Выслушав мое утверждение, папа несколько секунд молчал, пытаясь понять, чем я руководствуюсь в своей уверенности, и сказал:
– Поехали, проверим.
– В Одессу?
– В Одессу.
– Когда?
– Сейчас.
И вот мы уже идем не по переделкинской улице, а по Одесской улице Пироговской в сторону Французского бульвара, который тогда, в шестидесятые (или семидесятые) советские годы назывался проспектом Дзержинского.
Само собой разумеется, еще не добравшись до конца, я уже прекрасно осознал свою чудовищную ошибку, заключающуюся не в том, что плохо разбирался в топографии города, а в том, что посмел вступить в спор со знающим человеком, вместо того, чтобы просто напросто усвоить правильное, а неправильное выкинуть из своей пустой головы.
Ах, как было бы здорово уметь поступать именно так!
Впрочем, честно говоря, никакого особого раскаяния я тогда не испытал. Так, легкая неловкость, да и то на какую-то секунду.
А вообще это было ощущение радости и праздника - шагать пасмурным осенним почти уже зимним деньком по безлюдной улице южного приморского города, поеживаясь от озноба, и слушая рассказы отца о том, как он по этой же улице плелся на уроки в свою Пятую гимназию.
Не всегда плелся.
Иногда с радостью и нетерпением бежал, почти летел.

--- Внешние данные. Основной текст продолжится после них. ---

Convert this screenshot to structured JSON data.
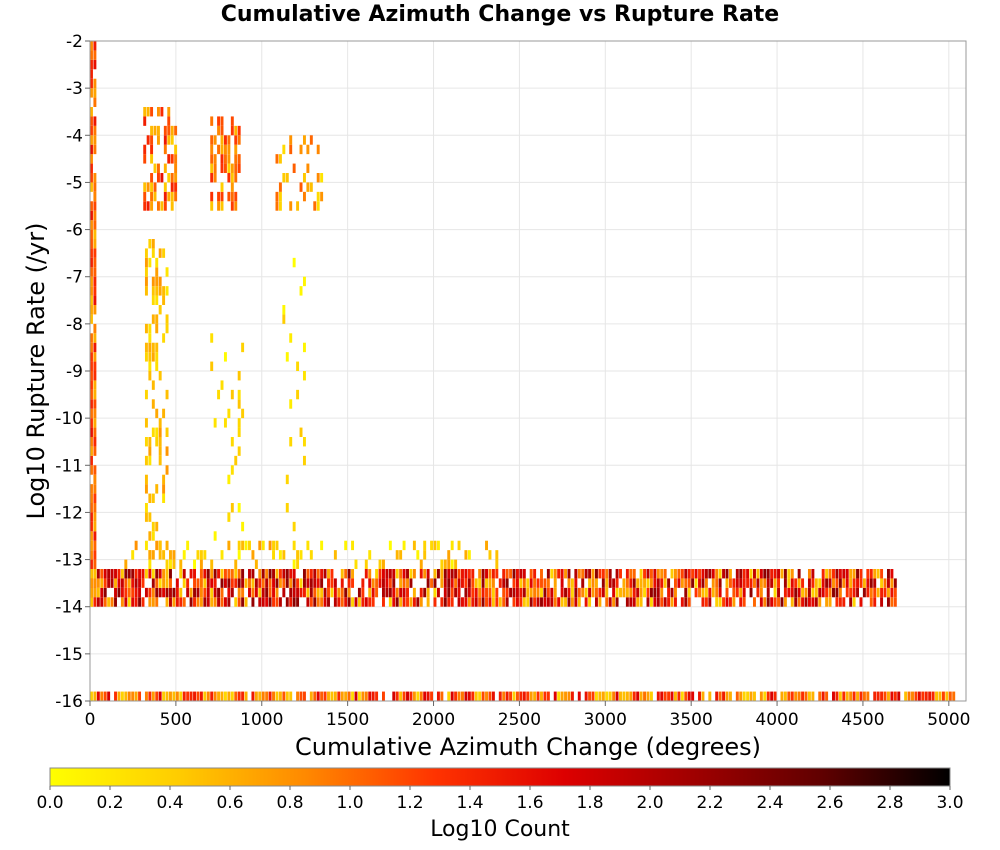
{
  "chart_data": {
    "type": "heatmap",
    "title": "Cumulative Azimuth Change vs Rupture Rate",
    "xlabel": "Cumulative Azimuth Change (degrees)",
    "ylabel": "Log10 Rupture Rate (/yr)",
    "xlim": [
      0,
      5100
    ],
    "ylim": [
      -16,
      -2
    ],
    "x_ticks": [
      0,
      500,
      1000,
      1500,
      2000,
      2500,
      3000,
      3500,
      4000,
      4500,
      5000
    ],
    "y_ticks": [
      -2,
      -3,
      -4,
      -5,
      -6,
      -7,
      -8,
      -9,
      -10,
      -11,
      -12,
      -13,
      -14,
      -15,
      -16
    ],
    "grid": true,
    "colorbar": {
      "label": "Log10 Count",
      "range": [
        0.0,
        3.0
      ],
      "ticks": [
        "0.0",
        "0.2",
        "0.4",
        "0.6",
        "0.8",
        "1.0",
        "1.2",
        "1.4",
        "1.6",
        "1.8",
        "2.0",
        "2.2",
        "2.4",
        "2.6",
        "2.8",
        "3.0"
      ],
      "colors": [
        "#ffff00",
        "#ffcc00",
        "#ff8800",
        "#ff3300",
        "#dd0000",
        "#a00000",
        "#600000",
        "#000000"
      ]
    },
    "cell_size": {
      "x": 20,
      "y": 0.2
    },
    "regions": [
      {
        "x": [
          0,
          30
        ],
        "y": [
          -14,
          -2
        ],
        "log_count": [
          0.5,
          1.6
        ],
        "density": 0.9
      },
      {
        "x": [
          310,
          500
        ],
        "y": [
          -5.6,
          -3.4
        ],
        "log_count": [
          0.4,
          1.6
        ],
        "density": 0.6
      },
      {
        "x": [
          700,
          880
        ],
        "y": [
          -5.6,
          -3.6
        ],
        "log_count": [
          0.4,
          1.4
        ],
        "density": 0.5
      },
      {
        "x": [
          1080,
          1380
        ],
        "y": [
          -5.6,
          -4.0
        ],
        "log_count": [
          0.2,
          1.1
        ],
        "density": 0.35
      },
      {
        "x": [
          320,
          450
        ],
        "y": [
          -13,
          -6.2
        ],
        "log_count": [
          0.2,
          0.8
        ],
        "density": 0.35
      },
      {
        "x": [
          700,
          900
        ],
        "y": [
          -13,
          -8.2
        ],
        "log_count": [
          0.0,
          0.5
        ],
        "density": 0.08
      },
      {
        "x": [
          1100,
          1250
        ],
        "y": [
          -13,
          -6.2
        ],
        "log_count": [
          0.0,
          0.5
        ],
        "density": 0.08
      },
      {
        "x": [
          200,
          2400
        ],
        "y": [
          -13.2,
          -12.6
        ],
        "log_count": [
          0.0,
          0.8
        ],
        "density": 0.25
      },
      {
        "x": [
          0,
          4700
        ],
        "y": [
          -14,
          -13.2
        ],
        "log_count": [
          0.3,
          2.3
        ],
        "density": 0.85
      },
      {
        "x": [
          0,
          5050
        ],
        "y": [
          -16,
          -15.8
        ],
        "log_count": [
          0.3,
          1.8
        ],
        "density": 0.9
      }
    ]
  }
}
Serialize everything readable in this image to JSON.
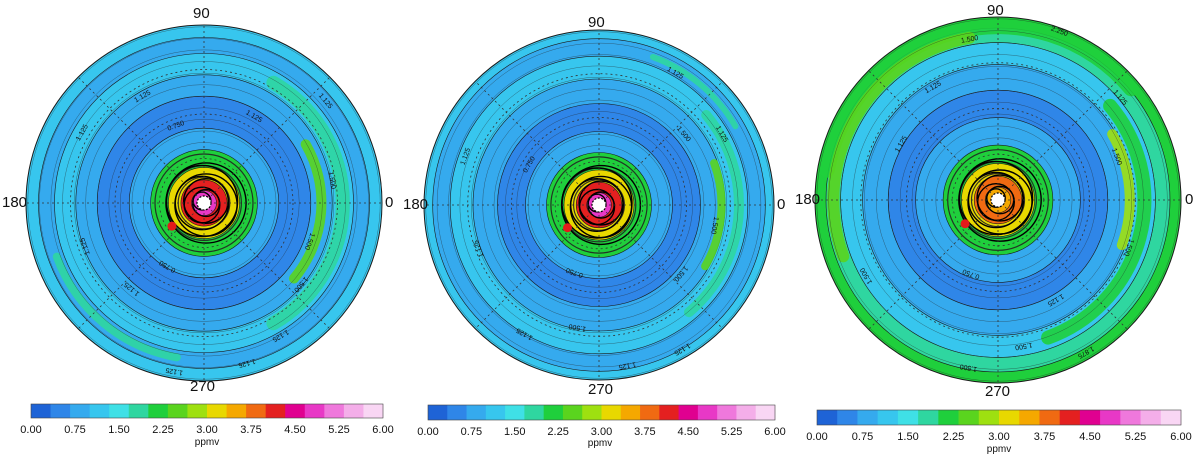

Например, когда в "Одесском листке" первый раз в жизни было опубликовано его стихотворение.
Боюсь ошибиться, но кажется мой отец, гимназист Валя Катаев, газетную страницу со своим стихотворением прислонил к стеклянной двери класса, чтобы это произведение в коридоре мог прочитать любой желающий.
Вообще-то, гимназистам было запрещено печататься в газетах, но какое это имело значение!
Где же гимназия?
Она должна быть где-то здесь, рядом.
Да вот же она!
Мы вошли в полутемный просторный вестибюль, оттуда по мраморной лестнице поднялись на второй этаж и оказались в длинном широком коридоре: с одной стороны - окна, с другой - двери в классные комнаты.
На стенах, кажется, висели какие-то учебные плакаты, диаграммы.
Это красивое здание Одесской пятой гимназии давно уже занимает сельскохозяйственный техникум, и там уже ничего не осталось от гимназии, кроме, латаных - перелатанных спортивных матов и старинных снарядов в сумрачном гимнастическом зале.
Нам никто не встретился, словно бы это здание покинуто навсегда, и уже никогда никого здесь не будет, и некому задать вопрос, и не у кого получить ответ.
– Никого, - только и проговорил отец, когда мы вышли из гулкого вестибюля на безлюдную Пироговскую улицу и продолжили свой путь к Отраде.
Меня не оставляло какое-то очень странное, сильное чувство - то ли недоумения, то ли разочарования, и я долго не мог понять, в чем же дело. А дело заключалось в том, что мне, как "в терем тот высокий", не было ходу в тот навсегда исчезнувший мир, который для отца был вполне достижим и реален.